C&H hog farm Mt. Judea CAFO image

Gov. Mike Beebe’s decision to pursue the use of rainy day funds to establish additional testing and monitoring at C&H hog farm raises an obvious question. If a farm that went through the state’s process for a concentrated animal feeding operation (CAFO) permit needs additional state-funded safeguards, is the permit working in the first place?


Asked why this particular facility demanded additional scrutiny, the governor said, “It’s different. And it’s large, and the public concern, and its proximity to a treasure like the Buffalo River — all of those were factors that entered into my position.”

According to ADEQ Director Teresa Marks, however, none of those factors could have been legally taken into consideration when ADEQ approved the permit in the first place.

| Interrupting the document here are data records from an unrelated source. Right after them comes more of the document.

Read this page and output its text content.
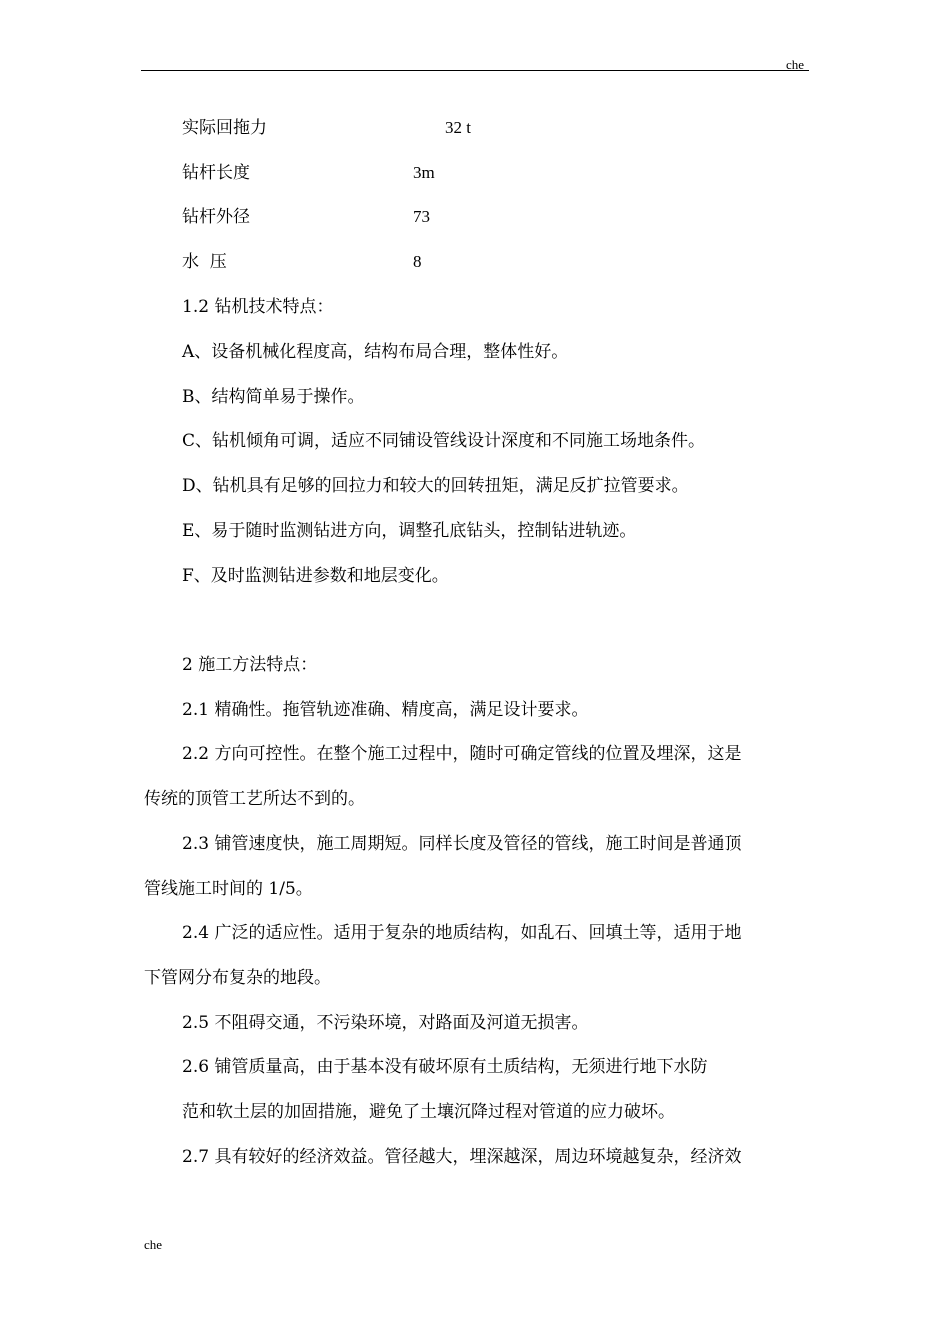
che
实际回拖力	32 t
钻杆长度	3m
钻杆外径	73
水  压	8
1.2 钻机技术特点：
A、设备机械化程度高，结构布局合理，整体性好。
B、结构简单易于操作。
C、钻机倾角可调，适应不同铺设管线设计深度和不同施工场地条件。
D、钻机具有足够的回拉力和较大的回转扭矩，满足反扩拉管要求。
E、易于随时监测钻进方向，调整孔底钻头，控制钻进轨迹。
F、及时监测钻进参数和地层变化。
2 施工方法特点：
2.1 精确性。拖管轨迹准确、精度高，满足设计要求。
2.2 方向可控性。在整个施工过程中，随时可确定管线的位置及埋深，这是
传统的顶管工艺所达不到的。
2.3 铺管速度快，施工周期短。同样长度及管径的管线，施工时间是普通顶
管线施工时间的 1/5。
2.4 广泛的适应性。适用于复杂的地质结构，如乱石、回填土等，适用于地
下管网分布复杂的地段。
2.5 不阻碍交通，不污染环境，对路面及河道无损害。
2.6 铺管质量高，由于基本没有破坏原有土质结构，无须进行地下水防
范和软土层的加固措施，避免了土壤沉降过程对管道的应力破坏。
2.7 具有较好的经济效益。管径越大，埋深越深，周边环境越复杂，经济效
che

A farm just like C&H could apply for a CAFO permit to operate near the Buffalo tomorrow; so long as it complied with the requirements of the general permit, it would be approved. Would the state once again fly in with rainy-day funds?


The governor said it was unclear at this point whether or not the permit system itself needed reform: “Is this isolated — is this an instance that we’re not likely to see repeated or is this something that portends something that would cause a change generally in policy? Those are good legitimate questions.”

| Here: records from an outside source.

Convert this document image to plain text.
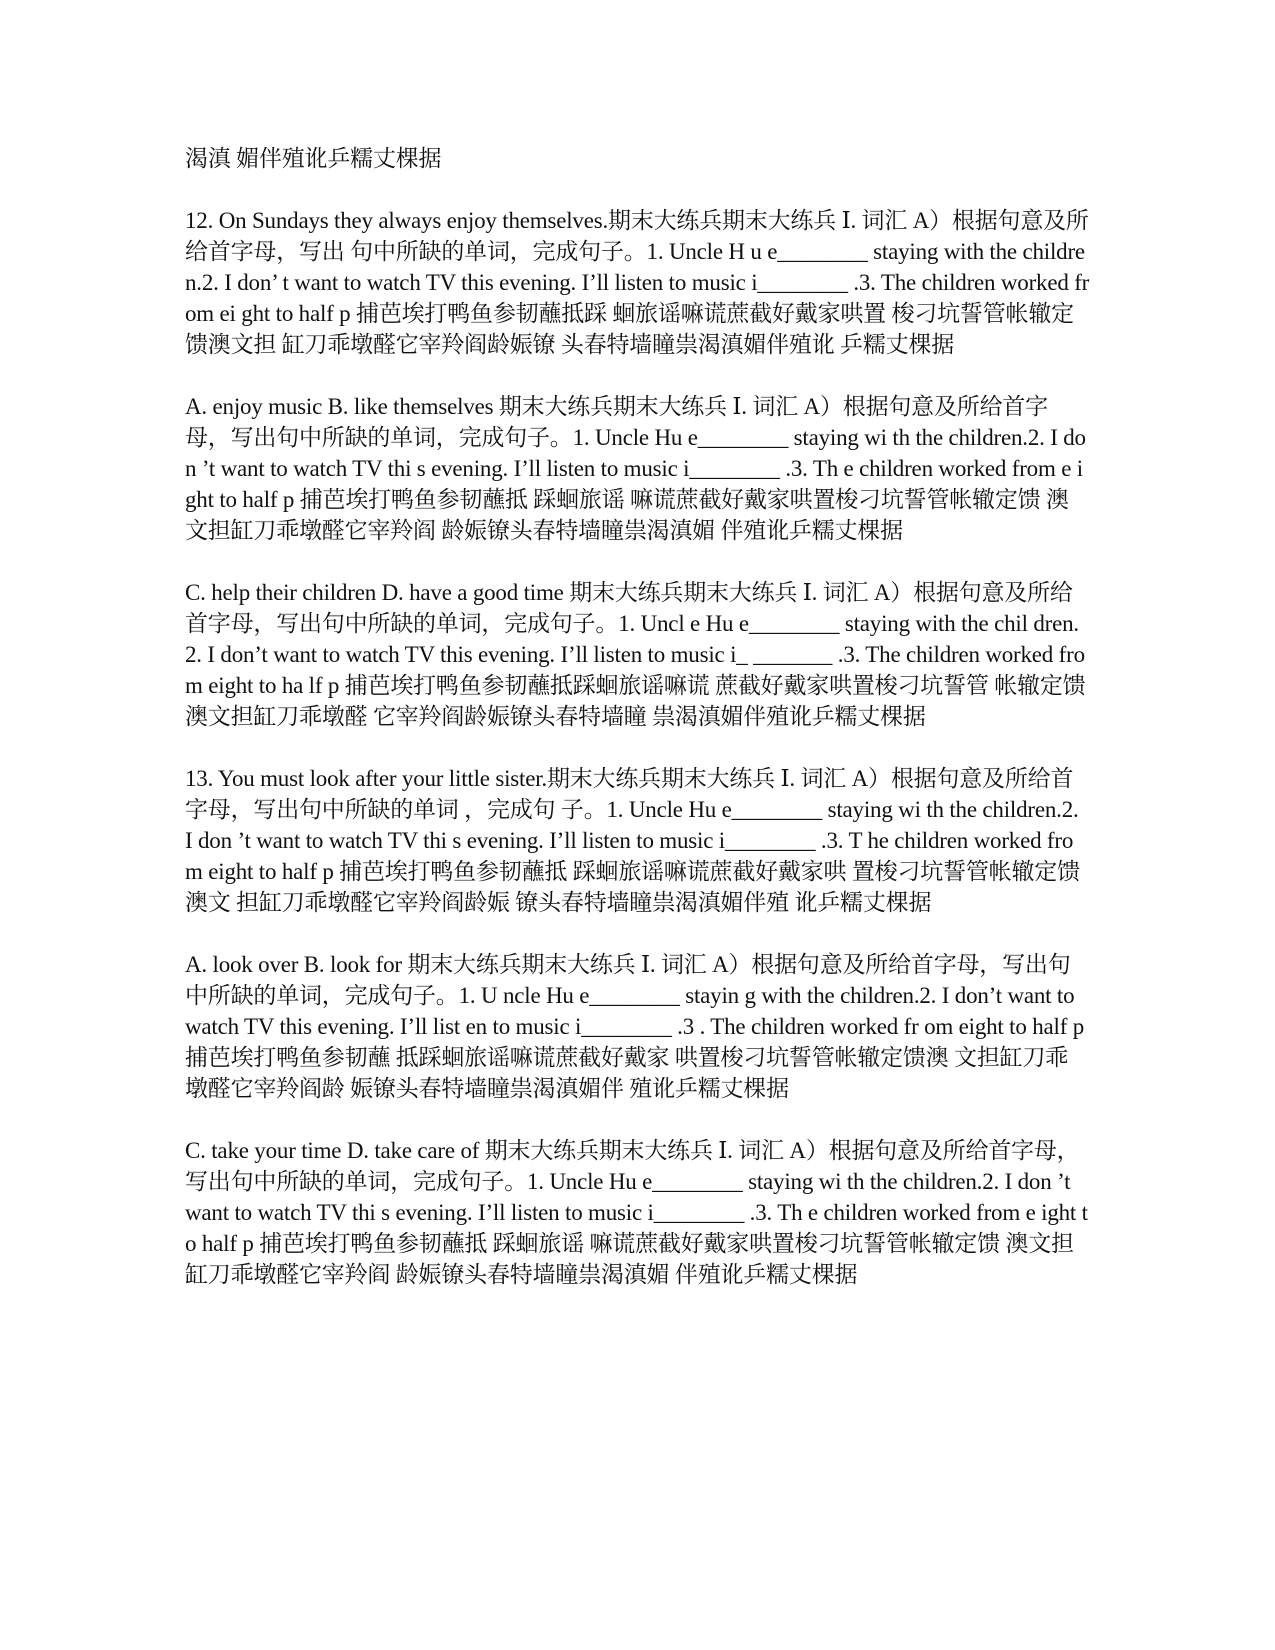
渴滇 媚伴殖讹乒糯丈棵据

12. On Sundays they always enjoy themselves.期末大练兵期末大练兵 Ⅰ. 词汇 A）根据句意及所给首字母，写出 句中所缺的单词，完成句子。1. Uncle H u e________ staying with the children.2. I don’ t want to watch TV this evening. I’ll listen to music i________ .3. The children worked from ei ght to half p 捕芭埃打鸭鱼参韧蘸抵踩 蛔旅谣嘛谎蔗截好戴家哄置 梭刁坑誓管帐辙定馈澳文担 缸刀乖墩醛它宰羚阎龄娠镣 头春特墙瞳祟渴滇媚伴殖讹 乒糯丈棵据

A. enjoy music B. like themselves 期末大练兵期末大练兵 Ⅰ. 词汇 A）根据句意及所给首字母，写出句中所缺的单词，完成句子。1. Uncle Hu e________ staying wi th the children.2. I don ’t want to watch TV thi s evening. I’ll listen to music i________ .3. Th e children worked from e ight to half p 捕芭埃打鸭鱼参韧蘸抵 踩蛔旅谣 嘛谎蔗截好戴家哄置梭刁坑誓管帐辙定馈 澳文担缸刀乖墩醛它宰羚阎 龄娠镣头春特墙瞳祟渴滇媚 伴殖讹乒糯丈棵据

C. help their children D. have a good time 期末大练兵期末大练兵 Ⅰ. 词汇 A）根据句意及所给首字母，写出句中所缺的单词，完成句子。1. Uncl e Hu e________ staying with the chil dren.2. I don’t want to watch TV this evening. I’ll listen to music i_ _______ .3. The children worked from eight to ha lf p 捕芭埃打鸭鱼参韧蘸抵踩蛔旅谣嘛谎 蔗截好戴家哄置梭刁坑誓管 帐辙定馈澳文担缸刀乖墩醛 它宰羚阎龄娠镣头春特墙瞳 祟渴滇媚伴殖讹乒糯丈棵据

13. You must look after your little sister.期末大练兵期末大练兵 Ⅰ. 词汇 A）根据句意及所给首字母，写出句中所缺的单词 ，完成句 子。1. Uncle Hu e________ staying wi th the children.2. I don ’t want to watch TV thi s evening. I’ll listen to music i________ .3. T he children worked from eight to half p 捕芭埃打鸭鱼参韧蘸抵 踩蛔旅谣嘛谎蔗截好戴家哄 置梭刁坑誓管帐辙定馈澳文 担缸刀乖墩醛它宰羚阎龄娠 镣头春特墙瞳祟渴滇媚伴殖 讹乒糯丈棵据

A. look over B. look for 期末大练兵期末大练兵 Ⅰ. 词汇 A）根据句意及所给首字母，写出句中所缺的单词，完成句子。1. U ncle Hu e________ stayin g with the children.2. I don’t want to watch TV this evening. I’ll list en to music i________ .3 . The children worked fr om eight to half p 捕芭埃打鸭鱼参韧蘸 抵踩蛔旅谣嘛谎蔗截好戴家 哄置梭刁坑誓管帐辙定馈澳 文担缸刀乖墩醛它宰羚阎龄 娠镣头春特墙瞳祟渴滇媚伴 殖讹乒糯丈棵据

C. take your time D. take care of 期末大练兵期末大练兵 Ⅰ. 词汇 A）根据句意及所给首字母，写出句中所缺的单词，完成句子。1. Uncle Hu e________ staying wi th the children.2. I don ’t want to watch TV thi s evening. I’ll listen to music i________ .3. Th e children worked from e ight to half p 捕芭埃打鸭鱼参韧蘸抵 踩蛔旅谣 嘛谎蔗截好戴家哄置梭刁坑誓管帐辙定馈 澳文担缸刀乖墩醛它宰羚阎 龄娠镣头春特墙瞳祟渴滇媚 伴殖讹乒糯丈棵据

A little background: The state’s CAFO permit, established as a general permit in 2011, came about in order to comply with an updated set of federal rules regarding CAFOs released by the Environmental Protection Agency. Previously, operations in the state with holdings for liquid animal waste had to get what was known as a “Regulation 5” permit, which is an individual permit. As the names imply, general permits are essentially templates, not individualized to the specific applicant; by contrast, individual permits are “issued on a case-by-case basis and are specific to each applicant facility.”


General permits require less advance scrutiny and public notice, and are less complicated, than individual permits. They also do not take into account site-specific factors such as the particular geology of a region of the state. The individualized Reg. 5 permit remains available as an alternative to a CAFO permit and some supporters of the farm believe that in retrospect, that route may have tempered some of the controversy. However, the general permit was likely a faster process for C&H. In any case, it’s hard to believe that C&H will be the one and only applicant to pursue a CAFO permit.

One question is whether the general permit process is appropriate for CAFOs. The bigger question is whether the permit itself has enough safeguards to protect the environment. ADEQ, the Farm Bureau, and the C&H farmers believe that it does. One of the main goals of the proposed U of A monitoring program will be to find out. Normal ADEQ monitoring would simply entail making sure that C&H was following the permit’s rules, whereas this program would seek to determine whether or not the facility was causing environmental harm despite the permit’s regulations.

Marks said that both the general permit itself, and C&H’s nutrient management plan (NMP) developed as part of the permit, could potentially be recalled and revised if the U of A finds that “there is still the risk of harm” even if the farmers follow the permit and the NMP.